My PhD is a bit tricky :slight_smile: I am studying social science, but PhD is an interdisciplinary topic, therefore all the computations I am learning by myself trough online material.

Thank you for the tips!

Sounds interesting! But I would recommend to make sure that you are doing your PhD in a suitable department for your topic. In Operations Research, the expectation is usually a research-level contribution in terms of mathematics/computation/etc.

In my department computations are not popular, more popular is interviews and surveys. The most important thing is theoretical contribution - phenomena explanation. So the algorithm in my case does not matter, I am simply using it to generate data and to explain a phenomena - “supply chain resilience”. Its called “generative social science”, there is quite a good website about that -

I am interesting in data science, therefore got approval to use such a not traditional approach in our department. That’s why I am asking for courses, books and guidelines wherever I can :slight_smile:

but thanks for the worry! I will finish my PhD, but want to finish it at a high level and with a bang!

1 Like

I have found several publications and a great github example. However, I lack a more basic understatement of the process, so if anyone could clarify thank you!

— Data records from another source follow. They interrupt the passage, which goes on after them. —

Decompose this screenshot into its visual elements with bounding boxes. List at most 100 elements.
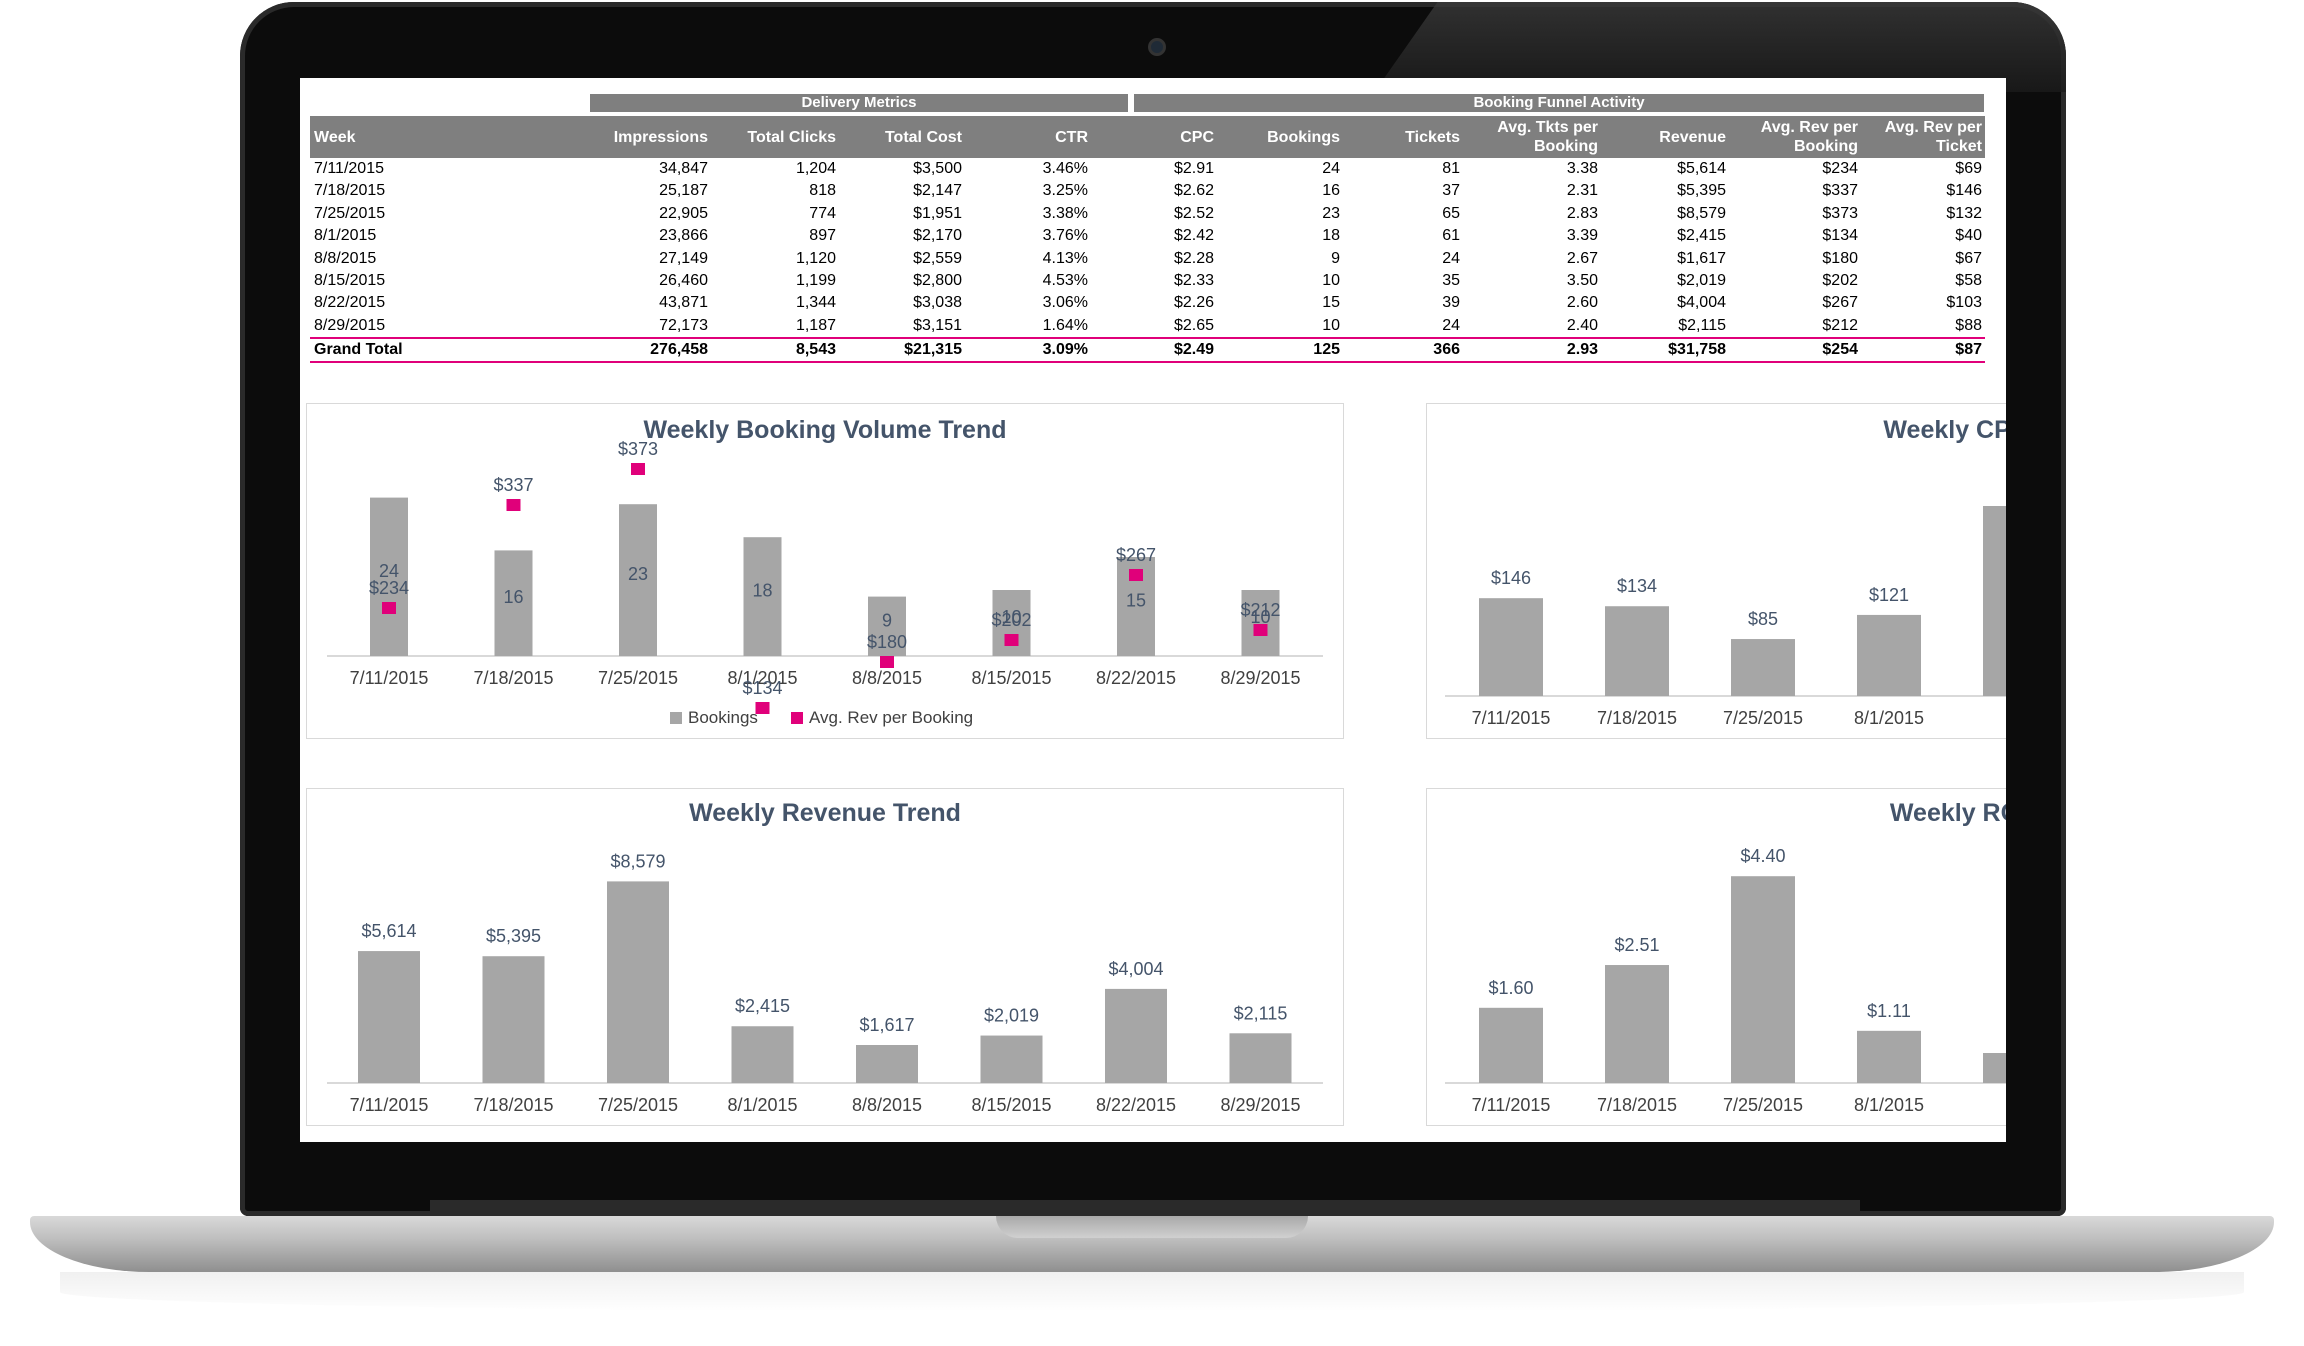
cell-avg-tkts: 2.93 [1566,341,1598,359]
x-tick-label: 8/1/2015 [1854,708,1924,728]
cell-cost: $3,038 [913,294,962,312]
cell-tickets: 35 [1442,272,1460,289]
dashboard-screen: Delivery Metrics Booking Funnel Activity… [300,78,2006,1142]
header-avg-rev-per-booking[interactable]: Avg. Rev per Booking [1760,119,1858,155]
cell-avg-rev-booking: $267 [1822,294,1858,312]
bar-data-label: $4,004 [1108,959,1163,979]
header-revenue[interactable]: Revenue [1659,128,1726,146]
cell-tickets: 61 [1442,227,1460,245]
cell-cpc: $2.26 [1173,294,1214,312]
bar [1731,876,1795,1083]
x-tick-label: 7/18/2015 [1597,708,1677,728]
header-total-cost[interactable]: Total Cost [884,128,962,146]
table-row[interactable]: 7/25/2015 22,905 774 $1,951 3.38% $2.52 23 65 2.… [310,203,1985,225]
bar-data-label: $1,617 [859,1015,914,1035]
cell-week: 8/22/2015 [314,294,386,312]
cell-impressions: 43,871 [659,294,708,312]
cell-revenue: $4,004 [1677,294,1726,312]
bar [1229,1033,1292,1083]
cell-ctr: 4.53% [1042,272,1088,289]
roi-chart-plot: $1.60 7/11/2015 $2.51 7/18/2015 $4.40 7/25/20… [1445,846,2006,1115]
cell-bookings: 10 [1322,316,1340,334]
bar-data-label: 24 [379,561,399,581]
cell-cpc: $2.62 [1173,182,1214,200]
legend-swatch-bookings [670,712,682,724]
cell-ctr: 3.25% [1042,182,1088,200]
bar [980,1035,1043,1083]
x-tick-label: 8/8/2015 [852,668,922,688]
cell-week: 7/11/2015 [314,160,384,177]
cell-cost: $3,500 [913,160,962,177]
revenue-chart: Weekly Revenue Trend $5,614 7/11/2015 $5,3… [306,788,1344,1126]
bar [494,550,533,656]
cell-bookings: 10 [1322,272,1340,289]
bar [370,497,408,656]
cell-impressions: 72,173 [659,316,708,334]
table-row[interactable]: 7/11/2015 34,847 1,204 $3,500 3.46% $2.91 24 81… [310,158,1985,180]
cell-clicks: 8,543 [795,341,836,359]
cell-avg-rev-ticket: $88 [1955,316,1982,334]
x-tick-label: 8/15/2015 [971,668,1051,688]
cell-cost: $3,151 [913,316,962,334]
cell-cpc: $2.42 [1173,227,1214,245]
cell-avg-tkts: 2.83 [1566,204,1598,222]
header-cpc[interactable]: CPC [1180,128,1214,146]
cell-cpc: $2.49 [1173,341,1214,359]
header-avg-rev-per-ticket[interactable]: Avg. Rev per Ticket [1884,119,1982,155]
cell-cost: $21,315 [904,341,962,359]
cell-avg-rev-booking: $234 [1822,160,1858,177]
table-row[interactable]: 8/29/2015 72,173 1,187 $3,151 1.64% $2.65 10 24… [310,315,1985,337]
table-row[interactable]: 8/1/2015 23,866 897 $2,170 3.76% $2.42 18 61 3.3… [310,225,1985,247]
marker-data-label: $180 [867,632,907,652]
header-avg-tkts-per-booking[interactable]: Avg. Tkts per Booking [1497,119,1598,155]
cell-avg-rev-booking: $337 [1822,182,1858,200]
table-row[interactable]: 8/15/2015 26,460 1,199 $2,800 4.53% $2.33 10 35… [310,270,1985,292]
bar [743,537,782,656]
bar-data-label: $2,115 [1234,1003,1288,1023]
cell-avg-rev-booking: $254 [1822,341,1858,359]
x-tick-label: 8/29/2015 [1220,1095,1300,1115]
cell-clicks: 1,204 [795,160,836,177]
cell-tickets: 81 [1442,160,1460,177]
header-week[interactable]: Week [314,128,356,146]
bar [1105,988,1167,1083]
laptop-shadow [60,1272,2244,1312]
bar [1479,598,1543,696]
table-row[interactable]: 8/22/2015 43,871 1,344 $3,038 3.06% $2.26 15 39… [310,292,1985,314]
laptop-hinge [430,1200,1860,1220]
bar-data-label: 18 [752,581,772,601]
cell-clicks: 1,344 [795,294,836,312]
bar-data-label: $121 [1869,585,1909,605]
legend-swatch-avg-rev [791,712,803,724]
booking-chart-title: Weekly Booking Volume Trend [643,416,1007,444]
header-ctr[interactable]: CTR [1055,128,1088,146]
table-row[interactable]: 8/8/2015 27,149 1,120 $2,559 4.13% $2.28 9 24 2.… [310,248,1985,270]
cell-ctr: 3.76% [1042,227,1088,245]
x-tick-label: 8/29/2015 [1220,668,1300,688]
header-impressions[interactable]: Impressions [613,128,708,146]
table-row[interactable]: 7/18/2015 25,187 818 $2,147 3.25% $2.62 16 37 2.… [310,180,1985,202]
x-tick-label: 8/15/2015 [971,1095,1051,1115]
marker-data-label: $267 [1116,545,1156,565]
cell-avg-rev-booking: $134 [1822,227,1858,245]
cell-week: 8/29/2015 [314,316,386,334]
bar-data-label: $5,614 [361,921,416,941]
cell-avg-tkts: 2.60 [1566,294,1598,312]
cell-cost: $2,147 [913,182,962,200]
bar-data-label: $4.40 [1740,846,1785,866]
cpa-chart-title: Weekly CPA [1883,416,2006,444]
grand-total-row[interactable]: Grand Total 276,458 8,543 $21,315 3.09% $2.49… [310,337,1985,364]
header-bookings[interactable]: Bookings [1267,128,1340,146]
cell-tickets: 65 [1442,204,1460,222]
x-tick-label: 8/1/2015 [1854,1095,1924,1115]
cell-cpc: $2.65 [1173,316,1214,334]
cell-avg-rev-ticket: $58 [1955,272,1982,289]
cell-avg-tkts: 3.38 [1566,160,1598,177]
bar [731,1026,794,1083]
cell-impressions: 26,460 [659,272,708,289]
cell-impressions: 276,458 [650,341,708,359]
cell-ctr: 3.09% [1042,341,1088,359]
header-tickets[interactable]: Tickets [1405,128,1460,146]
cell-avg-rev-ticket: $132 [1946,204,1982,222]
header-total-clicks[interactable]: Total Clicks [747,128,836,146]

Deep Reinforcement Learning for Solving the Vehicle Routing Problem

Neural Combinatorial Optimization with Reinforcement Learning


Hi @Valentas, Not sure it’s directly related but have a look at this There are accompanying lectures as well once you create an account that would help you learn the central idea of reinforcement learning. If you would go through the deep traffic paper, one of the promising observations were that improving the state of one agent improved the behaviour of overall system. Hope it helps a bit.

Thank you, I will check the courses and publications of the the provided link. I always like MIT courses, just not always you know where to look for. So thanks for the tips!